Trigger variable: Chinese zinc smelter utilization (SMM weekly index) and ILZSG mid-year balance revision (June 15)
Condition: Chinese smelter utilization holds above 78% as sulfuric acid ban impact is absorbed. ILZSG maintains 19 kt deficit or revises to flat balance. TC/RCs recover to $90-100/dmt. European smelters increase to 70% utilization.
Price/rate direction: $3,100-3,350/mt LME by Q4 2026; backwardation narrows to zero or mild contango
Condition: Chinese smelter utilization drifts to 75-78% as sulfuric acid ban persists but does not deepen. ILZSG deficit maintained at 15-30 kt. TC/RCs at $60-75/dmt. LME stocks ex-China hold at 70-80,000 t.
Price/rate direction: $3,300-3,550/mt LME through Q3; $3,200-3,400/mt Q4 if Chinese utilization stabilizes
Condition: Chinese smelter utilization falls below 70% as sulfuric acid ban deepens and maintenance accelerates. ILZSG revises deficit to 100-150 kt mid-year. TC/RCs fall to $40-50/dmt. LME stocks ex-China fall below 50,000 t. European recession from energy shock compounds supply tightness.
Price/rate direction: $3,700-4,200/mt LME by Q4 2026; backwardation exceeds $40/mt; European premium rises above $250/mt
Net hedge posture: LAYERED — cover 50% of H2 volume at current levels via term contract, float 25% for potential spot discount if Chinese utilization data holds, and buy 25% in Q4-dated futures if the backwardation remains flat. The flat cash-3M spread makes forward pricing more efficient than at any point in the past 6 months.

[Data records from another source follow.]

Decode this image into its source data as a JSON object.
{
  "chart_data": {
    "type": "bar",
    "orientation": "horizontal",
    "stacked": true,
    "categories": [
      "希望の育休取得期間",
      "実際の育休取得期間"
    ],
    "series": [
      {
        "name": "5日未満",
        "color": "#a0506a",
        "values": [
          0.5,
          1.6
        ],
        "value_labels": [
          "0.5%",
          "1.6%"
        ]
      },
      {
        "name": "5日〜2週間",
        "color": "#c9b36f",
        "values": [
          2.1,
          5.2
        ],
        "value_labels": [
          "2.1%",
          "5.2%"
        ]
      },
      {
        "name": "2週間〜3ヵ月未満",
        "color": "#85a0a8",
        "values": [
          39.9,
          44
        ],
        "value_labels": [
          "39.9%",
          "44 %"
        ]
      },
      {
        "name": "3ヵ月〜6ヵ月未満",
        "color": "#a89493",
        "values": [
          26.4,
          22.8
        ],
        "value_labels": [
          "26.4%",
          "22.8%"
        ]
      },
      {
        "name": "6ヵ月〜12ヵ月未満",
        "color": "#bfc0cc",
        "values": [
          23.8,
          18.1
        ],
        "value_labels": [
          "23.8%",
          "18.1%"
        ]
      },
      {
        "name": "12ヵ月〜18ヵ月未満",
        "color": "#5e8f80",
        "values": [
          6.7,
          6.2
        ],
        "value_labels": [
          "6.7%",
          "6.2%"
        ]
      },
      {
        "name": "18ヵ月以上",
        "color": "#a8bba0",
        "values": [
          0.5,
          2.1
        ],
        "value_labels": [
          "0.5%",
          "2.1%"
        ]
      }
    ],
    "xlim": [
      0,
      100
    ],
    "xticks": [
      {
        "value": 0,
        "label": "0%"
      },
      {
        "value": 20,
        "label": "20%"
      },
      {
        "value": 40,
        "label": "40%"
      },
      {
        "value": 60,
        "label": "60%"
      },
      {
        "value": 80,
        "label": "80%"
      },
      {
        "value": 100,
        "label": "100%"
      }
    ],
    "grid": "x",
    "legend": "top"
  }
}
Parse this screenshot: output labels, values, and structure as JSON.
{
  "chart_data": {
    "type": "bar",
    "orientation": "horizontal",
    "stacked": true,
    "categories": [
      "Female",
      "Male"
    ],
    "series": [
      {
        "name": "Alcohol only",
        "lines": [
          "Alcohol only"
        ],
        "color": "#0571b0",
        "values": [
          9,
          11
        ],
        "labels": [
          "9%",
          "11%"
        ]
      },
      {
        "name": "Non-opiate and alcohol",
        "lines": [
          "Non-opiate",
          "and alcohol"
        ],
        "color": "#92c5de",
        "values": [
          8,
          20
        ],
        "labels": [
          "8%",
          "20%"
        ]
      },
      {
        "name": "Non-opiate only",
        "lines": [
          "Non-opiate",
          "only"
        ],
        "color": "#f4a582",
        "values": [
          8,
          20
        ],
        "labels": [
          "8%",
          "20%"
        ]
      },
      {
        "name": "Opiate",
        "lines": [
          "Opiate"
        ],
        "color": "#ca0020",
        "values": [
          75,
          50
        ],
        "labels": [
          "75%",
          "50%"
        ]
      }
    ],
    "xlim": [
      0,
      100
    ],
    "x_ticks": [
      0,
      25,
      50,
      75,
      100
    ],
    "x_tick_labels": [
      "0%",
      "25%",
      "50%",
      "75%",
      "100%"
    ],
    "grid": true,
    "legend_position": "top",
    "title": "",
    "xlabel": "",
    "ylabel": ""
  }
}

| Role | Action | By When | Success Metric |
|---|---|---|---|
| Procurement Manager | Lock 50% of H2 2026 SHG zinc volume at $3,400-3,500/mt LME monthly average via term contract with Korean (Korea Zinc, Young Poong) or Australian (Sun Metals) supplier | June 30, 2026 | H2 volume 50% covered at or below $3,500/mt LME; remaining 25% floating, 25% deferred for Q4-dated purchase |
| CFO / Finance | Hedge 35% of H2 zinc exposure via LME calendar swaps at $3,350/mt floor with 15% tactical protection at $3,000/mt put. Budget H2 at $3,500/mt LME with 15% contingency for Q4 escalation if Chinese utilization data triggers worst case | July 15, 2026 | Hedging cost <2.5% of notional; budget variance <10% if Chinese utilization holds above 75%; escalation protocol ready if utilization falls below 72% |
| Supply Chain / Ops | Qualify at least one alternative SHG zinc supplier from South Korea or Australia to reduce Chinese and European origin concentration. Build 4-week inventory buffer for European operations to guard against 6-8 week Asian transit times | August 31, 2026 | Alternative supplier SHG 99.995% certified; 15-20% of H2 volume allocated to non-Chinese origin; European operations hold 4 weeks of zinc inventory minimum |
Forward contract recommendation: Q3-Q4 strip — cover 50-70% of H2 zinc volumes at current LME levels ($3,450-3,550/mt) via calendar swaps or term contract. The flat backwardation ($3.50/mt) means there is no penalty for forward coverage, a condition that will not persist if the Chinese smelter risk materializes and backwardation widens to $20-40/mt.